Lifestyle changes may also relieve the suffering and symptoms associated with HPPD.
Regular exercise
A healthier and better-rounded diet
Plenty of water
High quality and consistent sleep
Reductions in stress and dealing with wider mental health problems
Relaxation and attention-training techniques like mindfulness meditation
Abstinence is also encouraged for those experiencing the effects of HPPD, at least for those struggling with the condition or first experiencing its effects. Continuing to use drugs will not necessarily make the symptoms considerably worse, but a considerable risk still remains. Note, further psychedelic use has helped to relieve some people’s HPPD, but scientific research on the potential of psychedelic re-administration has never been conducted.
Pharmaceutical drugs may have their place for some sufferers, including benzodiazepines like Klonopin and anticonvulsants like Lamotrigine or Keppra. While they work for many patients in reducing the intensity of their visual changes - and their associated anxiety - they come with possible side-effects and are not curative. Some may experience a deterioration rather than relief in symptoms.
Promise has emerged around the use of brain stimulation techniques, though this requires further research.
How long does HPPD last for?
How long HPPD lasts for is not a question with a simple answer.
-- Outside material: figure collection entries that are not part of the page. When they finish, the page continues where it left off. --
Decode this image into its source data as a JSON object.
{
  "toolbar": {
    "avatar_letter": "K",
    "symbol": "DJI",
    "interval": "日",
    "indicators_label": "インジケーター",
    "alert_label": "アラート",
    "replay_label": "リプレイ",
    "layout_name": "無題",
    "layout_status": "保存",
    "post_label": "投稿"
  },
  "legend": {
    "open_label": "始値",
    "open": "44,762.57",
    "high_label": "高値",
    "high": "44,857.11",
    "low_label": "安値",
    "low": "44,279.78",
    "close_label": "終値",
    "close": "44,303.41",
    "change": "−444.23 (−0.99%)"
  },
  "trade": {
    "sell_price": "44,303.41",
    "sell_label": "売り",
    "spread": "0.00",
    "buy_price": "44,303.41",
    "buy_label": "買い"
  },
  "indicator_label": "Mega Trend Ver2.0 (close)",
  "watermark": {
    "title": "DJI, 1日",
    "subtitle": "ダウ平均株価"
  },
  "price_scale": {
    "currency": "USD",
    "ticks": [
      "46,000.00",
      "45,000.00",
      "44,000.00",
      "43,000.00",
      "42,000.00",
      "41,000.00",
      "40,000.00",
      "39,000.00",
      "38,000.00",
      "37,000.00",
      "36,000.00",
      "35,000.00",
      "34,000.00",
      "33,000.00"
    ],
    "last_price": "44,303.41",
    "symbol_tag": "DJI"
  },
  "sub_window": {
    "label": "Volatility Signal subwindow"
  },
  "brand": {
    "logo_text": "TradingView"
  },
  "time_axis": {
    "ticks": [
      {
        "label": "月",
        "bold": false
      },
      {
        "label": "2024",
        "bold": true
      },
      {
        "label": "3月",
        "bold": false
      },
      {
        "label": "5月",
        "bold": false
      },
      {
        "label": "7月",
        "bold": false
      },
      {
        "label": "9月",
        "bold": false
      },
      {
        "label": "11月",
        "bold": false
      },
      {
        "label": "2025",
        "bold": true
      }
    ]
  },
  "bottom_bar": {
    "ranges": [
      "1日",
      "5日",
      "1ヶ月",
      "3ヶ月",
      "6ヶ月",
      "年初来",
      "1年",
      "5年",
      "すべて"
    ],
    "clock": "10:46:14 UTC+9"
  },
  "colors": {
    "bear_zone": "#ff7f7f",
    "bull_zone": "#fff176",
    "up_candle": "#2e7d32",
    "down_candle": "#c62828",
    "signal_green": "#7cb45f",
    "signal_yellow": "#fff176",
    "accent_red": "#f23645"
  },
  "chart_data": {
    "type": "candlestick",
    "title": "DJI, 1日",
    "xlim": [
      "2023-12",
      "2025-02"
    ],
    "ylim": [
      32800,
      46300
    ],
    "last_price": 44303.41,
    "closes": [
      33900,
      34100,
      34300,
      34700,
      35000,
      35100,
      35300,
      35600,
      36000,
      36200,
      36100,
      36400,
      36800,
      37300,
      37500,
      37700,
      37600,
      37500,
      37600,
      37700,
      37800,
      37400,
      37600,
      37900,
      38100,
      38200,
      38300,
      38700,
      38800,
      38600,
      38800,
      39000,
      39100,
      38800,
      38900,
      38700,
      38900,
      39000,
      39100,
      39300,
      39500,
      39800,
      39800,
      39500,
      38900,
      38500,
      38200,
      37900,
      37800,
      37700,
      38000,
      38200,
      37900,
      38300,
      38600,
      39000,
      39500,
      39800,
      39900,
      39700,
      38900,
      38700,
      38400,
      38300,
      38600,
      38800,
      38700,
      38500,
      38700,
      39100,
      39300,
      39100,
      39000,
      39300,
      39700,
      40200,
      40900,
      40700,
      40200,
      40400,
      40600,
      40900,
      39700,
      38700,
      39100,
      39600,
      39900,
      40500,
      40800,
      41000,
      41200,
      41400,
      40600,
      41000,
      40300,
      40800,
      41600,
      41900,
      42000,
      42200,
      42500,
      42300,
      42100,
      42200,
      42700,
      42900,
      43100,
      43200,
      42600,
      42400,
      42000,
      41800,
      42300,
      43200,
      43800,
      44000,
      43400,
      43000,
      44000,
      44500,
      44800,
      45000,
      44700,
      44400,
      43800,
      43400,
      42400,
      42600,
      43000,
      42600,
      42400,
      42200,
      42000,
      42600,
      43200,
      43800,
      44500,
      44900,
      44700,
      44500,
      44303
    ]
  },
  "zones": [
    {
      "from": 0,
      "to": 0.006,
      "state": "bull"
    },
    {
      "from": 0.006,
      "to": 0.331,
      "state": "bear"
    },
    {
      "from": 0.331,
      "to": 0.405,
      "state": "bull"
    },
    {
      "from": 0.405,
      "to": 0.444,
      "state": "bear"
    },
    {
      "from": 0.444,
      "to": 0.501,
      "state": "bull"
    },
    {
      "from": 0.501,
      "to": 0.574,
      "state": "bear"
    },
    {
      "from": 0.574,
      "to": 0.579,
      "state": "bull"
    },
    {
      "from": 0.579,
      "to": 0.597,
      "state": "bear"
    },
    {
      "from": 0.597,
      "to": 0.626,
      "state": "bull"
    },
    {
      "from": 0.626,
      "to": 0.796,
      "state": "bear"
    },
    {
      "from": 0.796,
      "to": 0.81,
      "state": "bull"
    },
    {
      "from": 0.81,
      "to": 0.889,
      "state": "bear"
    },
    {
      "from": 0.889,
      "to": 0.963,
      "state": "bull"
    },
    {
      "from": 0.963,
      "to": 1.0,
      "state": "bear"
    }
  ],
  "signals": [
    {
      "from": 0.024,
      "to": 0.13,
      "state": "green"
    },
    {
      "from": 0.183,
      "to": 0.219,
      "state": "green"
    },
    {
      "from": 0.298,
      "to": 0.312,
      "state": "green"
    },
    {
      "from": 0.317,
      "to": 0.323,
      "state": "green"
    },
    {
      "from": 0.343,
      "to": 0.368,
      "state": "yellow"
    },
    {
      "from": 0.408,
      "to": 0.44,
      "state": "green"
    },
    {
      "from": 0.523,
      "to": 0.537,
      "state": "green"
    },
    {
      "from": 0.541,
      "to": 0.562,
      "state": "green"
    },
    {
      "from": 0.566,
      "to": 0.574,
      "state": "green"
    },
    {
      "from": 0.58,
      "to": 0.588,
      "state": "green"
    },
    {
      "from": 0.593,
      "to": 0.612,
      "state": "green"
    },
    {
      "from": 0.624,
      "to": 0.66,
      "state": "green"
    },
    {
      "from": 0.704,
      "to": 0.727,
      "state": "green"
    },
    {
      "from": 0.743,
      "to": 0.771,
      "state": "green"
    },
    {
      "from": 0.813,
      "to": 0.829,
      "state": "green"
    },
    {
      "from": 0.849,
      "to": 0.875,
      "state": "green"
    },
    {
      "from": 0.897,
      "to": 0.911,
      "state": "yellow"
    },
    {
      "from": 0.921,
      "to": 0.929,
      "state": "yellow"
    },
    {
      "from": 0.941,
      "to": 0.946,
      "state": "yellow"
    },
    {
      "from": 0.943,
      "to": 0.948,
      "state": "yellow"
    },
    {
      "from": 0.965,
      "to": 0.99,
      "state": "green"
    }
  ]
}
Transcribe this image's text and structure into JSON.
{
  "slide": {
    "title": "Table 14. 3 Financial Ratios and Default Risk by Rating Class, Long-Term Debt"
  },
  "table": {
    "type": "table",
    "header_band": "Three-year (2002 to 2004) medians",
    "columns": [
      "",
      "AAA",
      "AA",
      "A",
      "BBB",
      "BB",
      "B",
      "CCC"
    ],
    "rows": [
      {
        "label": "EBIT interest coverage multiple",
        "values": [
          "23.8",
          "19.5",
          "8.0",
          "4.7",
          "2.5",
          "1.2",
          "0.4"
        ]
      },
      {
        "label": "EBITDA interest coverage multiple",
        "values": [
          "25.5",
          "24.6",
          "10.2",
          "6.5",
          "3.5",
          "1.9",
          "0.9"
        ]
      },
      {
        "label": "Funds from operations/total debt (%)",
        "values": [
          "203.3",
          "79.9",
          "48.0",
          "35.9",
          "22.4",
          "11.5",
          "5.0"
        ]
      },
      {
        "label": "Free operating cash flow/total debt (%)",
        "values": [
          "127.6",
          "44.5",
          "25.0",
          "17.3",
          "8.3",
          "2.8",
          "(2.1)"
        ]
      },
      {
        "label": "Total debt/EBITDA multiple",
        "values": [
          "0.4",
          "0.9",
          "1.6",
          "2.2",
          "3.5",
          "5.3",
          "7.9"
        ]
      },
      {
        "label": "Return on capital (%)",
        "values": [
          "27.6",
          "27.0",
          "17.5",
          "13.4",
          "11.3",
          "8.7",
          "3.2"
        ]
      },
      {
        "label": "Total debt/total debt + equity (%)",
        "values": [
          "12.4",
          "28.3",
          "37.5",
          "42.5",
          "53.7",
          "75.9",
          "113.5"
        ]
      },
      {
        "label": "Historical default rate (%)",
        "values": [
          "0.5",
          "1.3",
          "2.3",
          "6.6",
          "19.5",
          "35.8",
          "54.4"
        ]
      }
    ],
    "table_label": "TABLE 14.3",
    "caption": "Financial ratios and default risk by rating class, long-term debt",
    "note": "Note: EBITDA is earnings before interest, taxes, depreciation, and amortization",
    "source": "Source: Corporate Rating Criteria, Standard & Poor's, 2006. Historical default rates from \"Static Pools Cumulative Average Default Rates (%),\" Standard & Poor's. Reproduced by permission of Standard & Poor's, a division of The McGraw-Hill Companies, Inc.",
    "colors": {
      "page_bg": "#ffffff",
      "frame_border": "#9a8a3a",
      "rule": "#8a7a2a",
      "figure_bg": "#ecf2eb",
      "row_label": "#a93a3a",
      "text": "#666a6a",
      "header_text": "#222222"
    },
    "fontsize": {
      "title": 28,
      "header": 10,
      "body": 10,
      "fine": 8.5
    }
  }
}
People's experiences are incredibly wide-ranging. It is likely that those following the advice outlined in ‘What helps people with HPPD?’ will recover sooner. Dr. Henry Abraham suggested in 2001 that half of people who saw him clinically recovered from HPPD within five years.
Some people experience these changes for a few weeks or months, before they naturally die down; others experience them for many years, including case reports of people with HPPD for more than forty years.
We do not know which lengths are most common, or what precise conditions are at play in shaping them: including the diversifying effects of genetics, lifestyle choices, people’s subjective psychological and physiological makeup, their ongoing drug use, or the nature of the drug experience that triggered the condition.